Bagi Simon, momen itu menjadi momen perjumpaan yang berharga dengan Yesus. Sebentar, namun sudah cukup membuat dia terkesan dan percaya. Kuncup iman tumbuh dari momen yang singkat itu. Dan kita percaya momen itu bukan kebetulan. Tapi Allah telah memilih milih Simon melalui tindakan para prajurit yang memaksa Simon.
Kita pun percaya kepada Yesus bukan kebetulan belaka. Itu Allah sendiri yang telah memilih kita. Jika Allah memilih kita, kita mencintai Allah juga harus dirancang. Pilihan tindakan yang disengaja. Termasuk, mengasihi orang-orang yang kita cintai. Entah kepada orang tua, pasangan hidup, putra-putri, sahabat. Termasuk mengasihi gereja kita. Komunitas kita. Dan yang lainnya.
Bagaimanapun cinta itu melegakan. Sama sekali tidak ingin merepotkan orang lain. Cinta tidak ada keinginan menyusahkan orang lain. Sebaliknya cinta meringankan dan memberi hati yang lega bagi orang yang sedang mengalami kesulitan.

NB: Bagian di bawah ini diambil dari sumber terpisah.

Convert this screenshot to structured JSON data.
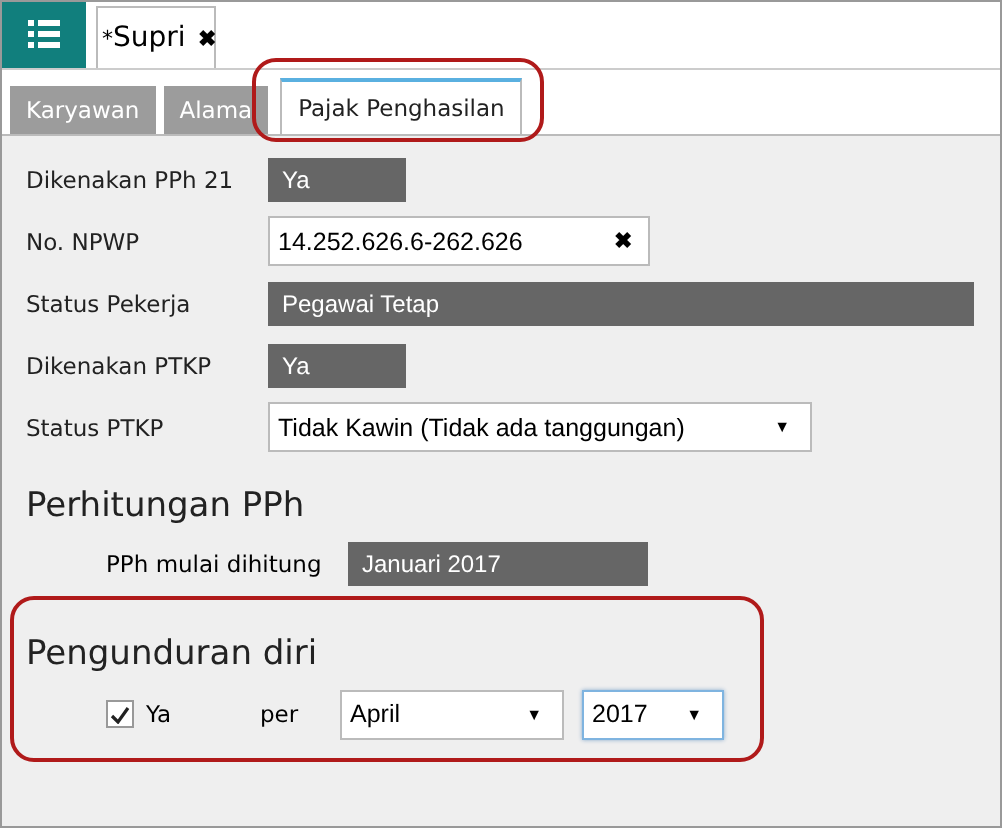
{
  "doc_tabs": [
    {
      "label": "Supri",
      "modified_mark": "*",
      "close": "✖",
      "selected": true
    }
  ],
  "section_tabs": [
    {
      "label": "Karyawan",
      "selected": false
    },
    {
      "label": "Alama",
      "selected": false
    },
    {
      "label": "Pajak Penghasilan",
      "selected": true
    }
  ],
  "fields": [
    {
      "kind": "readonly",
      "label": "Dikenakan PPh 21",
      "value": "Ya",
      "wide": false
    },
    {
      "kind": "input",
      "label": "No. NPWP",
      "value": "14.252.626.6-262.626",
      "clear": "✖"
    },
    {
      "kind": "readonly",
      "label": "Status Pekerja",
      "value": "Pegawai Tetap",
      "wide": true
    },
    {
      "kind": "readonly",
      "label": "Dikenakan PTKP",
      "value": "Ya",
      "wide": false
    },
    {
      "kind": "select",
      "label": "Status PTKP",
      "value": "Tidak Kawin (Tidak ada tanggungan)",
      "caret": "▼"
    }
  ],
  "pph": {
    "heading": "Perhitungan PPh",
    "label": "PPh mulai dihitung",
    "value": "Januari 2017"
  },
  "resign": {
    "heading": "Pengunduran diri",
    "checkbox": {
      "label": "Ya",
      "checked": true
    },
    "per": "per",
    "month": {
      "value": "April",
      "caret": "▼",
      "focused": false
    },
    "year": {
      "value": "2017",
      "caret": "▼",
      "focused": true
    }
  }
}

Mari. Kita melakukannya dengan sepenuh hati, tindakan cinta yang lahir dari hati. Niscaya, dari sana melahirkan tindakan yang dilakukan dengan sukacita dan kerelaan. Wujud ungkapan yang tulus. Dengan demikian, sepanjang hari ini kita semua ketika beraktivitas. Aktivitas yang dinafasi cinta.
Kita berdoa: Tuhan, nyalakan api cinta kami kepada-Mu dan sesama kami serta kepada siapapun. Kiranya kami mencintai dengan sepenuh hati dan membawa suka cita.
Kami mendoakan buat saudara-saudara yang berulang tahun Semoga penyertaan Tuhan selama ini makin mendewasakan mereka. mereka bersyukur atas berkat-berkat Tuhan yang telah diberikan.
Demikian juga yang sakit. Tuhan jamahlah mereka dengan kasih-Mu. Kiranya pemulihan dan kesembuhan terjadi.
Doa ini, kami naikkan dalam nama Yesus. Amin.